You see, Fallowell and people like him - clever, fastidious, up themselves - can't really abide ordinary folk. Ordinary folk are "non-intellectual". They "lack the necessary verbal repertoire for dealing with inevitable complexities".
Ordinary men are fat, ugly and tattooed. Ordinary women have "lesbian haircuts and don't do cleavage" - for which he should be grateful, one would think. They drink beer or ready-mixed concoctions rather than wine and read the sports or gossip pages rather than Duncan Fallowell.
And there's a hell of lot of them. As Abraham Lincoln said: "God must love the common man because he made so many of them."
As even those who've never heard of Fallowell will be vaguely aware, they're not confined to this country.
Having spent five years in England, I can attest that it's bursting at the seams with ordinary folk, some of them very ordinary indeed.
Ditto every other country I've visited.
So what we have here is a London-based cultural snob looking down his nose - I'd say his aquiline nose but Fallowell bears a passing resemblance to low-camp comedian Frankie Howerd of Up Pompeii! fame - at the Kiwi common herd.
All the more puzzling then that the New Zealand Listener, supposedly the house magazine of our liberal, worldly, self-confident intelligentsia, should devote its cover and five inside pages to Fallowell and his extended sneer.
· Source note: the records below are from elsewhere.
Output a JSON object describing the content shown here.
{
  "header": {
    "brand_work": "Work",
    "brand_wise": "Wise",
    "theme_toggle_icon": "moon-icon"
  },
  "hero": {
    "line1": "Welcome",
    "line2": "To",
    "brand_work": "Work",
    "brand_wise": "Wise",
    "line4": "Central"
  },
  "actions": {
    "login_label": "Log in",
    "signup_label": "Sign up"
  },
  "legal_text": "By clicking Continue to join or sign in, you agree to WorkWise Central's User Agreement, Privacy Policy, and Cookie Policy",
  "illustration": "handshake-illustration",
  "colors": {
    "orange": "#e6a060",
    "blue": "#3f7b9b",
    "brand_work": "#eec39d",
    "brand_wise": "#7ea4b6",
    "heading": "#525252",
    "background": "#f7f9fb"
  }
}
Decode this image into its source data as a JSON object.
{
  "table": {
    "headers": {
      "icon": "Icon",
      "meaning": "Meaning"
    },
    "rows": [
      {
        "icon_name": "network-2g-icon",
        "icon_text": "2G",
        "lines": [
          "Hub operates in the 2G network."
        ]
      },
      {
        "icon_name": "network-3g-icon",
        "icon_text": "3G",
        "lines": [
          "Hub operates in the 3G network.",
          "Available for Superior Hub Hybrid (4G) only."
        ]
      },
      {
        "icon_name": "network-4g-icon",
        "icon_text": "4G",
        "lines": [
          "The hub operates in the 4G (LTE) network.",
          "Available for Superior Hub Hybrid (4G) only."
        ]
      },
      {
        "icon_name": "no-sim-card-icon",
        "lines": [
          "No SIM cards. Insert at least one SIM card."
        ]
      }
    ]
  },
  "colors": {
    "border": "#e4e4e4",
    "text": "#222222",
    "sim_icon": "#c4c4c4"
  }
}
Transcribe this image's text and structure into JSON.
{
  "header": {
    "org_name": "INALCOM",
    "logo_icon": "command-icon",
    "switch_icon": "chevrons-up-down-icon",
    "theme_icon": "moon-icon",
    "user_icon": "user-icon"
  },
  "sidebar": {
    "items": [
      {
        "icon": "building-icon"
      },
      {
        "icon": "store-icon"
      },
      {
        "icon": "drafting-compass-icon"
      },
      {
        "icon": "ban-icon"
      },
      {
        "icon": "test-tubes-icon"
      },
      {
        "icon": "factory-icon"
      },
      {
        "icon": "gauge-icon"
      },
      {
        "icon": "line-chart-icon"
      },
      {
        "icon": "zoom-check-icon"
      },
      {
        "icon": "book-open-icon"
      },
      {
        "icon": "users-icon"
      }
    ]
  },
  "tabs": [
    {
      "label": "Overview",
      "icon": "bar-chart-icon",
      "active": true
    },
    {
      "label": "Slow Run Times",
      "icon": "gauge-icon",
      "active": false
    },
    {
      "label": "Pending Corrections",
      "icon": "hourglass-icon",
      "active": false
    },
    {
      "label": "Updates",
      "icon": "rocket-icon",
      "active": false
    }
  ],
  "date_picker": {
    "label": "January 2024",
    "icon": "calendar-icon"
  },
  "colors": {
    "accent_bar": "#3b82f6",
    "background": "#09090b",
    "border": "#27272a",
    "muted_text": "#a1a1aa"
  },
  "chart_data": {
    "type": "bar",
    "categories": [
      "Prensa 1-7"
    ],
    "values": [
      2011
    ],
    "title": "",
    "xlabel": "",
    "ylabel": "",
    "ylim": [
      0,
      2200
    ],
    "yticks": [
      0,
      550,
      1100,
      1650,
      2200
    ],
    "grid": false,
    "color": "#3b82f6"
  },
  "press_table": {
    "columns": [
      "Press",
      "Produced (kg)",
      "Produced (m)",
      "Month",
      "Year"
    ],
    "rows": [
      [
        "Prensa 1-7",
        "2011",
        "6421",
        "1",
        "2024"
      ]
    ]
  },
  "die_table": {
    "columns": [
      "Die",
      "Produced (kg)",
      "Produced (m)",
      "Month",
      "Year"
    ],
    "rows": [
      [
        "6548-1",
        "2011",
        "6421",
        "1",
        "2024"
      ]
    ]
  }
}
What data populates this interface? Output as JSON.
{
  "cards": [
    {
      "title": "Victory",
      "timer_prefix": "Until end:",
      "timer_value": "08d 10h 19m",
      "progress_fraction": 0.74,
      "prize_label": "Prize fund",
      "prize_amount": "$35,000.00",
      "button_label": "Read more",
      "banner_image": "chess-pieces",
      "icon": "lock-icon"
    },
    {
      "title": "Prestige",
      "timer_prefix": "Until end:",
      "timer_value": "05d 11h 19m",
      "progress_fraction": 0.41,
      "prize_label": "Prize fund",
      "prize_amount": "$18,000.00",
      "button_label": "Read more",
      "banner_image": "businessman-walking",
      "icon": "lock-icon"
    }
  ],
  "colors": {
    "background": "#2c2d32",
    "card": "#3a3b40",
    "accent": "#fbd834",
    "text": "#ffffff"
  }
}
I doubt it has ever rolled out such a welcome mat for a new book by a New Zealand writer. It seems the cultural cringe is alive and well and living where you'd least expect it.
The Listener would probably argue that Fallowell and his book were merely the departure point for an examination of the destruction of our architectural heritage and the supposed promotion of Polynesian culture at the expense of European.
So why didn't they present it in those terms? Beneath the cover headline "Why Brits see NZ as a 'philistine hellhole' " (actually it's only two Brits - Fallowell and a Spectator reviewer) the terms "dumbing down", "politically correct" and "Polynesian culture" crowd raucously into a single sentence. Talkback radio, eat your heart out. And if it's not about Fallowell, why is he referred to three times on the cover?
Journalists tend to have a fairly breezy attitude towards headlines: they're essentially attention-seeking devices, not to be taken too seriously.
As with promises of sensational bargains and sure-fire investments, you need to read the small print to get the full story. But as journalism students used to be taught, the headline is the first thing, sometimes the only thing, the reader reads.
Last year the Dominion Post ran a piece in which an Australian journalist reflected on his stint in America. His theme was that foreign correspondents in the US often do their readers a disservice by recycling stereotypes and failing to convey its diversity.
"It's so easy and so tempting," he wrote, "to describe and report on an America of gun madness, violence, junk-food-fed obesity, scary religious fundamentalism and swaggeringly stupid politicians. That America exists but it's not the whole story. It isn't even half the story."
The headline? "Obese, gun-happy and violent - but I'll miss it." I guess "Complex, generous and welcoming - I grew to love it" wasn't confronting enough to keep readers from their horoscopes.
Those wretched souls who can't do without a periodic spanking from Mother England are unlikely to have to go cold turkey any time soon. Already a cricket writer following the English team has extrapolated from the recent attempted plane hijacking to portray New Zealand as a racial tinderbox: "Prejudice is clearly on a hair trigger here." The basis for this fatuous claim seemed to be an encounter with a taxi driver.
And in a few months England's rugby press corps will descend on us, nostrils flaring with disdain. Compared to them, Fallowell's on the take from Tourism New Zealand.
Funnily enough, while the fourth estate can spoil its critics for choice, they often zero in on the wrong target. Last week All Black coach Graham Henry told this paper's rugby writer Wynne Gray that the media "didn't reflect public opinion" in its coverage of the World Cup fall-out and his reappointment.
Reflecting public opinion - a notoriously skittish, easily manipulated and often misguided beast - isn't the media's core responsibility. Besides, Gray was covering the All Blacks when Henry was still coaching club rugby, which surely qualifies him to express an opinion without first conducting a vox pop on Queen St.